I leave you this week with one book, one film, and one article, because I said so.
White Boy Shuffle-Paul Beatty. I have not read (and enjoyed) a book so filled with energy, punchlines and prose that flips and doubles back on itself. Centered around Gunnar Kaufman, and his rise from privileged black boy in privileged white suburb to privileged black boy in a Los Angeles ghetto, to a prodigiously talented basketball player and poet who becomes the unwitting spokesman, it provides a powerful exploration of assimilation and what success can mean when the rest of society defines you not only by your skin color, but by your expected lack of success. Most impressively, Beatty weaves hyperbolic stereotypes with such confidence that–despite one’s best attempts at sensitivity–one finds oneself barely noticing the horribly clichés, a clever and deeply troubling experiment on the reader that Beatty deftly executes.
Broken Embraces-An film in the ripples before the waves of Pedro Almodivar’s and Penelope Cruz’s skyrocketing careers, the film is a great example of Spanish cinema: a plot a little bit too intricate for its own good, solid acting by its main cast, somewhat dubious acting from its supporting cast (who, because of the plot, almost always end up with overly important roles towards the end), and somewhat dreary sets.

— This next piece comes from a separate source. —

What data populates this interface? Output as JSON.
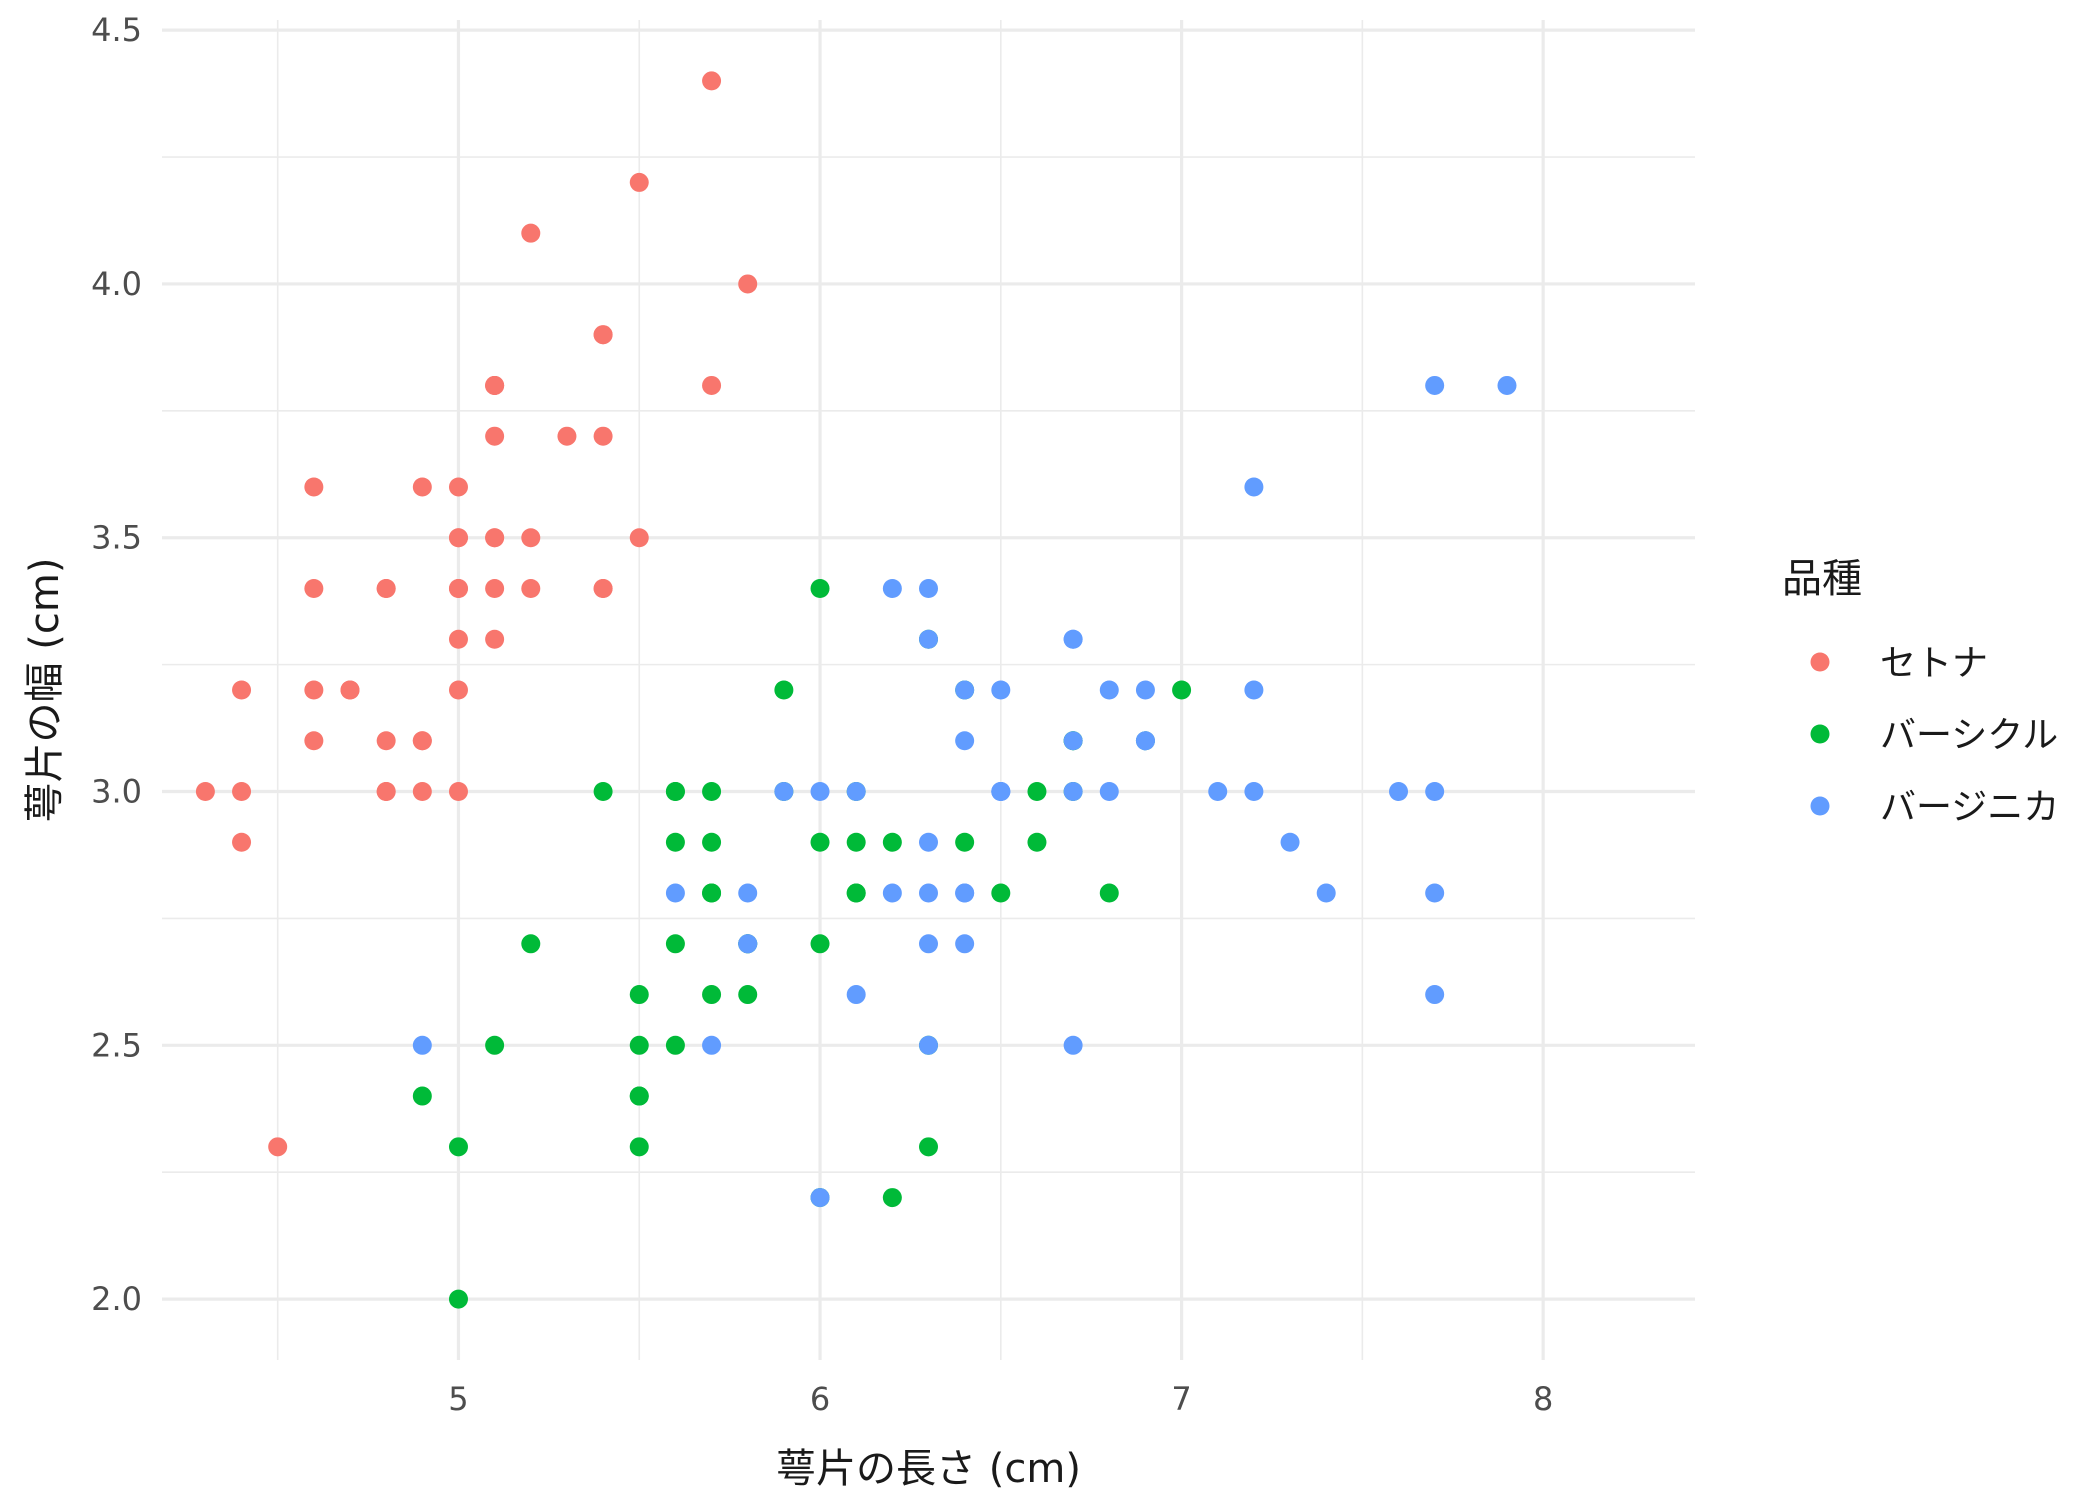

Subplots aside, the film is narrated by “Harry Caine” the nom de plume cum nom regulière (cum more unnecessary french phrases) who is telling the story of whoe he became blind and heartbroken. Penelope Cruz plays a former prostitute who marries her powerful, obsessive (and altogether too old) boss, who on a whim decides to try acting, gets cast in the film of the director. Hopefully it doesn’t bear to close to the muse relationship Cruz and Almodivar have, but the actress and director begin a torrid love affair, which makes the marriage quickly abusive. The two go into hiding and as revenge the cuckolded husband plans to destroy the film, choosing the worst takes, etc.
Cue gay son with unaccepting father subplot, a tepid murder mystery plot that never amounts to everything, and the film eventually becomes a story of redemption, with the blind director (blinded in a car crash).
A decent film if one loves Penelope Cruz (who doesn’t), Almodivar, Spanish movies, or any combination of the three (Love for Cruz being taken for granted amongst the global male population0. If not, I would recommend Volver.
“The Enemy Within”–The Atlantic, Jeffrey Goldberg. http://www.theatlantic.com/magazine/archive/2010/06/the-enemy-within/8098/
I love sci-fi. I love hard sci-fi that deals with interstellar travel, cryogenic freezing, computer programs that run as humans, alien cloud consciousness, ships the size of planets, sci-fi that deals with infinity, wormholes, alternate universes.
With Stuxnet, a computer virus that seems to have been developed by a nation state, it seems that some of that future that I love to geek out about (and rant about on first dates) is here. GOldberg’s article follows an earlier virus but it is a fascinating, compelling article, its only fault in being a little bit too slickly written. I really recommend it if you want an overview of how much computers are a very big part of our world, and not just superficially, and where warfare and terrorism could be headed.